One of the scientists responsible for AlphaGo, the Google DeepMind software that trounced one of the world’s best Go players recently, says the same approach can produce a surprisingly competent poker bot.
Unlike board games such as Go or chess, poker is a game of “imperfect information,” and for this reason it has proved even more resistant to computerization than Go.
Gameplay in poker involves devising a strategy based on the cards you have in your hand and a guess as to what’s in your opponents’ hands. Poker players try to read the behavior of others at the table using a combination of statistics and more subtle behavioral cues.
Because of this, building an effective poker bot using machine learning may be significant for real-world applications of AI. The game is relevant to game theory, which concerns situations involving negotiation and coöperation.

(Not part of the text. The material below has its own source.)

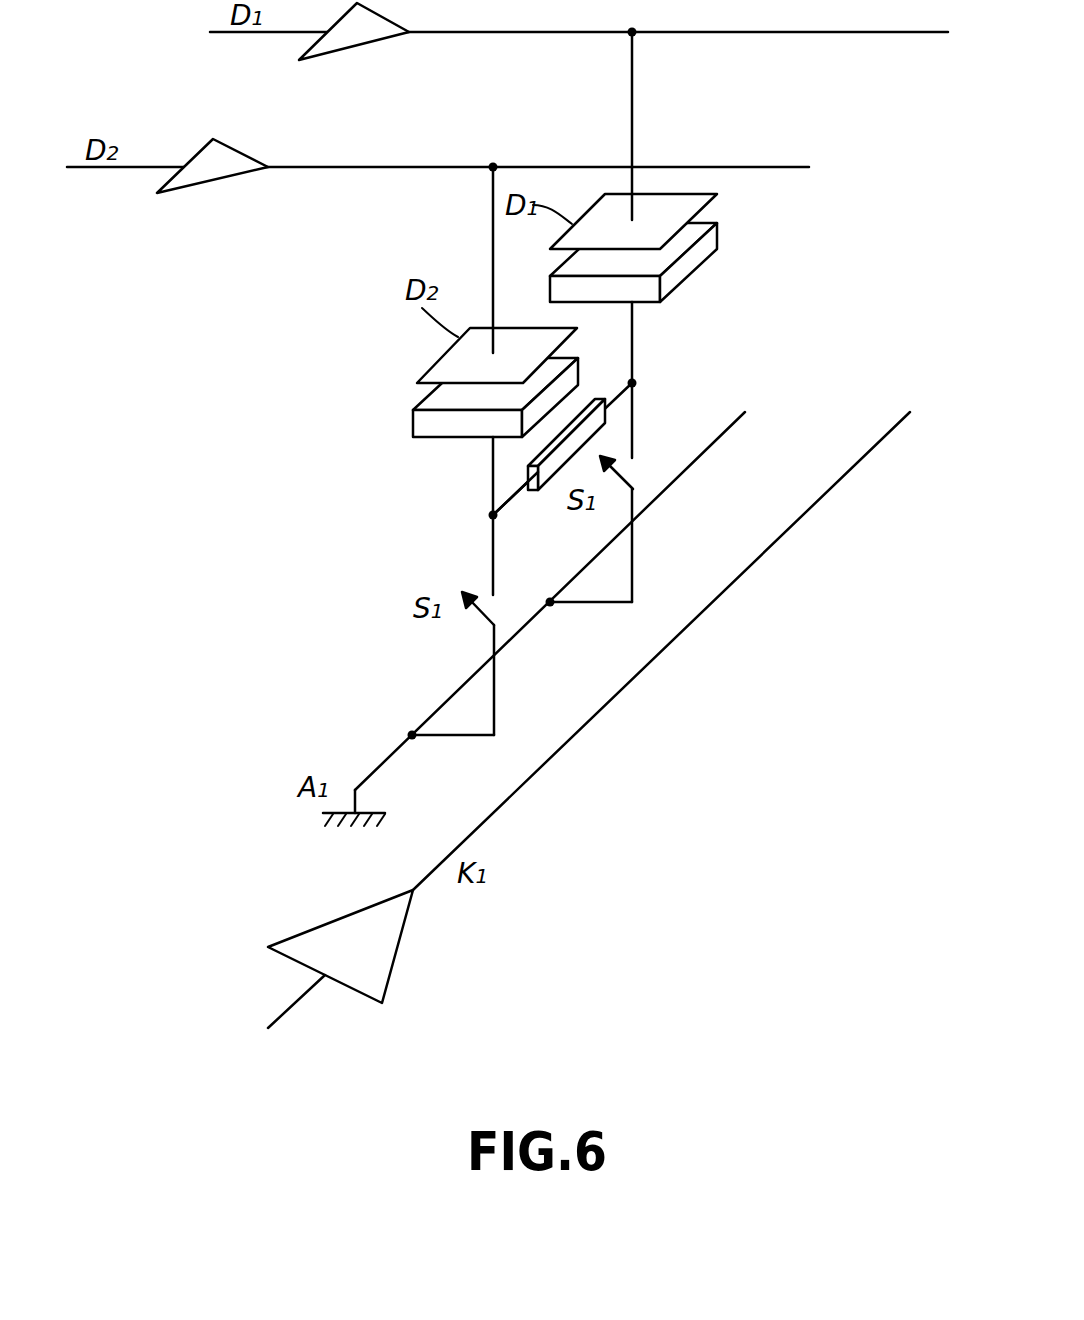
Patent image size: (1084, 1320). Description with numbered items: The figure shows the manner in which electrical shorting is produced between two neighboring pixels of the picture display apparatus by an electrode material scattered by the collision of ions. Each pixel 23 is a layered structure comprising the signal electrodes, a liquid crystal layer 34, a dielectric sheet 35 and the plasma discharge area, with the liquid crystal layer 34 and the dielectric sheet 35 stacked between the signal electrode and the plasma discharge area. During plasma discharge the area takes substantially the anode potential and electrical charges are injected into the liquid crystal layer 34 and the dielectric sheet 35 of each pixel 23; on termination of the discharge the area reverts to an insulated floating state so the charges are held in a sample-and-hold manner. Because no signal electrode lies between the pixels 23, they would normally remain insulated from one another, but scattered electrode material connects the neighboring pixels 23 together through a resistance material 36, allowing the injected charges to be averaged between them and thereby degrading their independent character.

The pixel 23 is at (583, 337).
The liquid crystal layer 34 is at (715, 210).
The dielectric sheet 35 is at (712, 243).
The resistance material 36 is at (605, 418).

Although Go is incredibly complex and its strategic principles cannot be encoded easily, AlphaGo was at least able to see every part of the game. AlphaGo used a combination of two AI techniques, deep reinforcement learning and tree search, to come up with winning Go moves. Deep reinforcement learning involves training a large neural network with positive and negative rewards, and tree search is a mathematical strategy for looking ahead in a game.
Together with Johannes Heinrich, a research student at UCL, Silver used deep reinforcement learning to produce effective playing strategy in both Leduc, a simplified version of poker involving a deck of just six cards, and Texas hold’em, the most popular form of the game. With Leduc, the software reached a Nash equilibrium, meaning an optimal approach as defined by game theory. In Texas hold’em, it achieved the performance of an expert human player.
Meanwhile, a team of researchers at the University of Oxford and Google DeepMind have turned their attention to two fantasy-inspired card games—Magic: the Gathering and Hearthstone.
These games involve playing cards representing different spells, weapons, or creatures against opponents. This work is much more preliminary, and simply involved training a neural network to interpret the information shown on each card, which may either be structured, as in a particular color or number, or unstructured, as in text describing what happens when the card is played.
Even so, Google’s AI team clearly isn’t finished with building superhuman game bots.